Jakieś afery, przekręty, problemy? Jarosław wszystko rozwiązuje! Na poczekaniu. Na tym miało to polegać i polega.
Warszawa - Jarosław Krajewski
Krzysztof Tchórzewski – Siedlce
Marek Suski – Radom
Antoni Macierewicz - Piotrków Trybunalski
Stanisław Karczewski - Kozienice
Marek Suski - woj. lubelskie
Marek Pęk - woj. lubuskie
Beata Szydło - woj. małopolskie
Ryszard Terlecki - woj. Łódzkie
Piotr Gliński - woj. mazowieckie
Przemysław Czarnek -woj. opolskie
Marek Kuchciński - woj. podkarpackie
Jacek Sasin - woj. podlaskie
Anita Czerwińska - woj. pomorskie
Andrzej Adamczyk - woj. świętokrzyskie
Mateusz Morawiecki - woj. śląskie
Elżbieta Witek – woj. dolnośląskie
Joachim Brudziński – zachodniopomorskiego
Mariusz Błaszczak - warmińsko-mazurskie
Henryk Kowalczyk - wielkopolskiego
Narodzie polski PRZYJRZYJ SIE DOKŁADNIE CZYIM NIEWOLNIKIEM BĘDZIESZ OD DZISIAJ!
W plującym na "ubeków" PiS nie brakuje agentów, donosicieli. Swoich. Pluje na komunę, "postkomunę", a przecież i sekretarz partyjny w szeregach się trafi, i prokurator stanu wojennego, i sędzia który skazywał opozycjonistów. Ale swój, pisowski.

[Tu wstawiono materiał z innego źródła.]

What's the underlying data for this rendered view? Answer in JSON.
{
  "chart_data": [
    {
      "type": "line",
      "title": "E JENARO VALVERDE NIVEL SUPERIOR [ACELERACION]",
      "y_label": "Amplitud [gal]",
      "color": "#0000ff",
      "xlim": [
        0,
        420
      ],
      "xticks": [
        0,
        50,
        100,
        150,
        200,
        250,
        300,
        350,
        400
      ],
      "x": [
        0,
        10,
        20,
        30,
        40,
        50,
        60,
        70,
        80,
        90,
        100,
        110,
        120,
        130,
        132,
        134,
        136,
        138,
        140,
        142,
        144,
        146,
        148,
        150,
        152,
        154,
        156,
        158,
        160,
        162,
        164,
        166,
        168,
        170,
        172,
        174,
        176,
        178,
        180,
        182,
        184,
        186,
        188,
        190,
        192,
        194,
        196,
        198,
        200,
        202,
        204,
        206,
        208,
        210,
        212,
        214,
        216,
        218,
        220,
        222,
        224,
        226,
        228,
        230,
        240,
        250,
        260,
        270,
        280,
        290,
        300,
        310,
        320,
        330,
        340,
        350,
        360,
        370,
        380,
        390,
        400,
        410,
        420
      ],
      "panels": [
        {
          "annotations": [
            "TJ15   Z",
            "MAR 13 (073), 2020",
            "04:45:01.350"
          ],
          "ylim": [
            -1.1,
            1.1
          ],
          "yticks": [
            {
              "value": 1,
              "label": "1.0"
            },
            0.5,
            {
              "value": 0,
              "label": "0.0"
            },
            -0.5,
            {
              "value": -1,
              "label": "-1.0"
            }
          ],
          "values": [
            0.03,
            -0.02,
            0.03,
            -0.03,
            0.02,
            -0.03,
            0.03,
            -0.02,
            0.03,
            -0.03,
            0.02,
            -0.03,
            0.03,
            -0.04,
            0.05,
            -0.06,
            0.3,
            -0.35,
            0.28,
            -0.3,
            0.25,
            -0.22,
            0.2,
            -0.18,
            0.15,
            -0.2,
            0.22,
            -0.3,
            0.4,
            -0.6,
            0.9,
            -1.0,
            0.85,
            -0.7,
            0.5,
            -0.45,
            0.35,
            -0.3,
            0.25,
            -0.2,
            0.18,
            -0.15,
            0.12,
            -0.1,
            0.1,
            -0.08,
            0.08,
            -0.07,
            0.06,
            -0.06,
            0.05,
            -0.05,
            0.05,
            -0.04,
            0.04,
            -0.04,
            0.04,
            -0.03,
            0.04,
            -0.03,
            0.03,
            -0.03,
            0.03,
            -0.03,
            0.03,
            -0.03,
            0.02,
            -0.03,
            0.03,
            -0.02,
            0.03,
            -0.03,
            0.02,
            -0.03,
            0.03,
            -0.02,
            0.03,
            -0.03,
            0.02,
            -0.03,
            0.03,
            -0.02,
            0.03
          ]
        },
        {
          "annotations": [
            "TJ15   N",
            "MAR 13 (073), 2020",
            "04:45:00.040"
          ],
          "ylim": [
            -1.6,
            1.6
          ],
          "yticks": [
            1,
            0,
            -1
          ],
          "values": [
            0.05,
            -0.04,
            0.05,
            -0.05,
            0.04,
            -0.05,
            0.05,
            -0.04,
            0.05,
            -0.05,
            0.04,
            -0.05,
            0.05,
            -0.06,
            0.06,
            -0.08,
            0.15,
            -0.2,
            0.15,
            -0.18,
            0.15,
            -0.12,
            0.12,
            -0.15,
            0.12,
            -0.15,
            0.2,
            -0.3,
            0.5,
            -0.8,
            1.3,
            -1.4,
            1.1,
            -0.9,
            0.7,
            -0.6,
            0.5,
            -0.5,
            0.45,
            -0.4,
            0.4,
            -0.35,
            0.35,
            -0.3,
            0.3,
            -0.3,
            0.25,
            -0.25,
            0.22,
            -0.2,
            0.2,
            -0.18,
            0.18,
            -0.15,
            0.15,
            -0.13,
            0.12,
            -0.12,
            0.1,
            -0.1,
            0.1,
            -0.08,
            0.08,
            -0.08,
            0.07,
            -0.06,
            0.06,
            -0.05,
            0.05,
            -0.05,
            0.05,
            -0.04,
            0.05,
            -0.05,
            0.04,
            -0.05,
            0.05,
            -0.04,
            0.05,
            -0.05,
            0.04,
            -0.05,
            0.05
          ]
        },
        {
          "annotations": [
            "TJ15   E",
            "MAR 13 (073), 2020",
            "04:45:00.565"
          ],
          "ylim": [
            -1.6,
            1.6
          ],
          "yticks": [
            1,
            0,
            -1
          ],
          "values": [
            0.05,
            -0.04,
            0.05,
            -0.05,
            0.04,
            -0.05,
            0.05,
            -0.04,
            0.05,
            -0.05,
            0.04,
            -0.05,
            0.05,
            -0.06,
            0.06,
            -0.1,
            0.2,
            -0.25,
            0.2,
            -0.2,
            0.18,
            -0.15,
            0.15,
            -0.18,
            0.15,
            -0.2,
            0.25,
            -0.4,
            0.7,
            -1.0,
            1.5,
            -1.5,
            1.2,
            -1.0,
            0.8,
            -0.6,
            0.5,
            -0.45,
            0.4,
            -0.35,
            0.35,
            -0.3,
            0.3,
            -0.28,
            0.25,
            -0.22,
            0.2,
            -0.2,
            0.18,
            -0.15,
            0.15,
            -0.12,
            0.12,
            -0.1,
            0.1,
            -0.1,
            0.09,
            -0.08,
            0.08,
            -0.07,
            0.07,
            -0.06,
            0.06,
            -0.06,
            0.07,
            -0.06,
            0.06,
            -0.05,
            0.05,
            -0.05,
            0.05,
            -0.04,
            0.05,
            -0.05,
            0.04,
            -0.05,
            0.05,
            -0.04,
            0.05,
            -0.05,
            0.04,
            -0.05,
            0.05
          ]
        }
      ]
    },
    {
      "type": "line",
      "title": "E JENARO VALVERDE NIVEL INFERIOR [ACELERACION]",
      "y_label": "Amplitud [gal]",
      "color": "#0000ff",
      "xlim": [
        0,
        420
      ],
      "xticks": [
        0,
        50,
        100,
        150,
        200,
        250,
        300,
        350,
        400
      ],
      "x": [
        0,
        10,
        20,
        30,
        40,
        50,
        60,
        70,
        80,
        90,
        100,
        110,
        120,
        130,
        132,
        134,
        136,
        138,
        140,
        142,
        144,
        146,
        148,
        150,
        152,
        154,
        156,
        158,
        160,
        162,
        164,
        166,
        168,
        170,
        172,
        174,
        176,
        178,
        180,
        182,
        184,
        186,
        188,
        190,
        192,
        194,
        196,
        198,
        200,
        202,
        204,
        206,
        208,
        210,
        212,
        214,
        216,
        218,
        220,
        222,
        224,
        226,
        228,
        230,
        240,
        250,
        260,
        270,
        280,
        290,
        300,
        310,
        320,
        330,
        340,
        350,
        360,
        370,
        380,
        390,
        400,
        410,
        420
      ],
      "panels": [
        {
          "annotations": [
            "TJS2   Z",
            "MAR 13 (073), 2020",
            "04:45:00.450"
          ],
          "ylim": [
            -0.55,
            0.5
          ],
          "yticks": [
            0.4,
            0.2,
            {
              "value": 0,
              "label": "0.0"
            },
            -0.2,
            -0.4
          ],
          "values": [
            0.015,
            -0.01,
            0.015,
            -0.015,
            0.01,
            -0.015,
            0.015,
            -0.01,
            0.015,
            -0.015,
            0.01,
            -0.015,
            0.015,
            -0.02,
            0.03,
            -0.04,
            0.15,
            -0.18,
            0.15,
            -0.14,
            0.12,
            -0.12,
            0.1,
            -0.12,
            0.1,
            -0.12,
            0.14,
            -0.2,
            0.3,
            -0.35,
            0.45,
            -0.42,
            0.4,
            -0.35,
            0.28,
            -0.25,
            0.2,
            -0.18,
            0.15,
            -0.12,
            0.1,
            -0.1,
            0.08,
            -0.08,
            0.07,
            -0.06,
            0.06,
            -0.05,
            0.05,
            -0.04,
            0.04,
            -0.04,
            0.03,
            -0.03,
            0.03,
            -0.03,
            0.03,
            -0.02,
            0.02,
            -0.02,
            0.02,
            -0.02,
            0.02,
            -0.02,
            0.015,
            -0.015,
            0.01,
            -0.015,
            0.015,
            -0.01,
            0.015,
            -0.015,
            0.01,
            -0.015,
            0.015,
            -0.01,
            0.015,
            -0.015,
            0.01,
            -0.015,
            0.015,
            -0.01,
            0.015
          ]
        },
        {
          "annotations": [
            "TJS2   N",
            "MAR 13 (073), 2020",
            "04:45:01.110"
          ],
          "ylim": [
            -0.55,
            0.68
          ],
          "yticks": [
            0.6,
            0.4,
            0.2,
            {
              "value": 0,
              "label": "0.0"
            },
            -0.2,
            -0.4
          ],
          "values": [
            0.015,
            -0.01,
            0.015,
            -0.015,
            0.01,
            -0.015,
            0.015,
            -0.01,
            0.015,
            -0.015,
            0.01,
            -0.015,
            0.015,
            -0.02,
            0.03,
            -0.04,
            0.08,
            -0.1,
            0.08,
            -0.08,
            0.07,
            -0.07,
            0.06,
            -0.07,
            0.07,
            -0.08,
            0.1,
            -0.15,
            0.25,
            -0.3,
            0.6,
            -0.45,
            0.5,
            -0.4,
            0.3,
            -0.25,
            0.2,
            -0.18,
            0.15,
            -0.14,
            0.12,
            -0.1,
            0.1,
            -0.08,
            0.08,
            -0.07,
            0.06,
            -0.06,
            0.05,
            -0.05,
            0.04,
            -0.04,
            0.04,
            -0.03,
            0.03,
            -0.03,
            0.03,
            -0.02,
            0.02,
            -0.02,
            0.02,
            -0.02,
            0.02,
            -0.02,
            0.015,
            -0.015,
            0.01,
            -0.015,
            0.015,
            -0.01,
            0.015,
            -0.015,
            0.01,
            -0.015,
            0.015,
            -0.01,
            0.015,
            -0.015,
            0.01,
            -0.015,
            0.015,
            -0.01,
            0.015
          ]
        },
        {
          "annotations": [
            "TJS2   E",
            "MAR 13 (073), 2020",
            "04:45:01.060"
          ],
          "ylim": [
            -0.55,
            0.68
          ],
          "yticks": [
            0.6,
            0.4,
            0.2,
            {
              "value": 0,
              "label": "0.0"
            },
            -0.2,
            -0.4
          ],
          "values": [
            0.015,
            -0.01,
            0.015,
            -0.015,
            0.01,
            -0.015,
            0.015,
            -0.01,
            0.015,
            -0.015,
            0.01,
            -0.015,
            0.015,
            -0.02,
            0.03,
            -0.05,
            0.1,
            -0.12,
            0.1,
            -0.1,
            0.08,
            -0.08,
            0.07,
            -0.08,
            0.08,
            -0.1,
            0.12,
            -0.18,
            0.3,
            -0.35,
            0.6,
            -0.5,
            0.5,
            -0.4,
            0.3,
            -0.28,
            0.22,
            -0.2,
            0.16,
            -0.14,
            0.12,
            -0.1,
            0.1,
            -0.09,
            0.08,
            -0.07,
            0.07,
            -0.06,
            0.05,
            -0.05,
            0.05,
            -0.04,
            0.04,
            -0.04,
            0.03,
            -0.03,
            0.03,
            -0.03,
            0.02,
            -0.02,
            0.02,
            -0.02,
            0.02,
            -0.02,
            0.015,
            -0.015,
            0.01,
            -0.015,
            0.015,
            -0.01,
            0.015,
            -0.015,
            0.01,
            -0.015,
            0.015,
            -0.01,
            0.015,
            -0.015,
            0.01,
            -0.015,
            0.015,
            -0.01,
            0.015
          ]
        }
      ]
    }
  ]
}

Pogardy ma prezes nieprzebrane zasoby, starczy dla każdego Polaka. Ale serce ma tak wielkie, że każdemu może odpuścić, jak bardzo zaszarganego życiorysu by nie miał. Mówią, że nawet lepiej, jak ma brud na rękach, tudzież za uszami. Wszak tyle o nas prezes wie, na ile się zeświniliśmy. Trzeba przyjść, ukorzyć się, pewnie wyspowiadać (nie wierzę, że nie wiedział wszystkiego o Kujdzie). Pewnie się tego nauczył od księży: że w kościele (nieba nie widziałem) więcej jest pożytku z podporządkowanego (sorry, nawróconego) łajdaka, niż ze sprawiedliwego.

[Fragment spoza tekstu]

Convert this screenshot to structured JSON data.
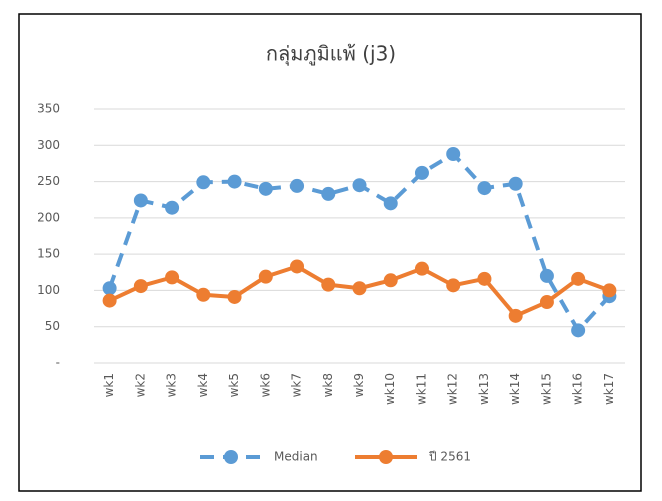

A jak zasłużyć na pogardę? No cóż, kto nie klęka, ten nie PiS. Wszystko jedno przed kim, najlepiej przed bożkiem, ale przed bogiem też może być.
Mało zabawni są publicyści i dziennikarze windujący "intelekt" prezesa gdzieś w niebotyczne wyżyny, gdy to tylko cwany cham który przeczytał Słownik Wyrazów Obcych i imponuje im różnymi "oikofobiami", "dyfamacjami". Komu imponuje inteligencja i skuteczność "Masy", "Nikosia", "Pershinga", "Oczki"???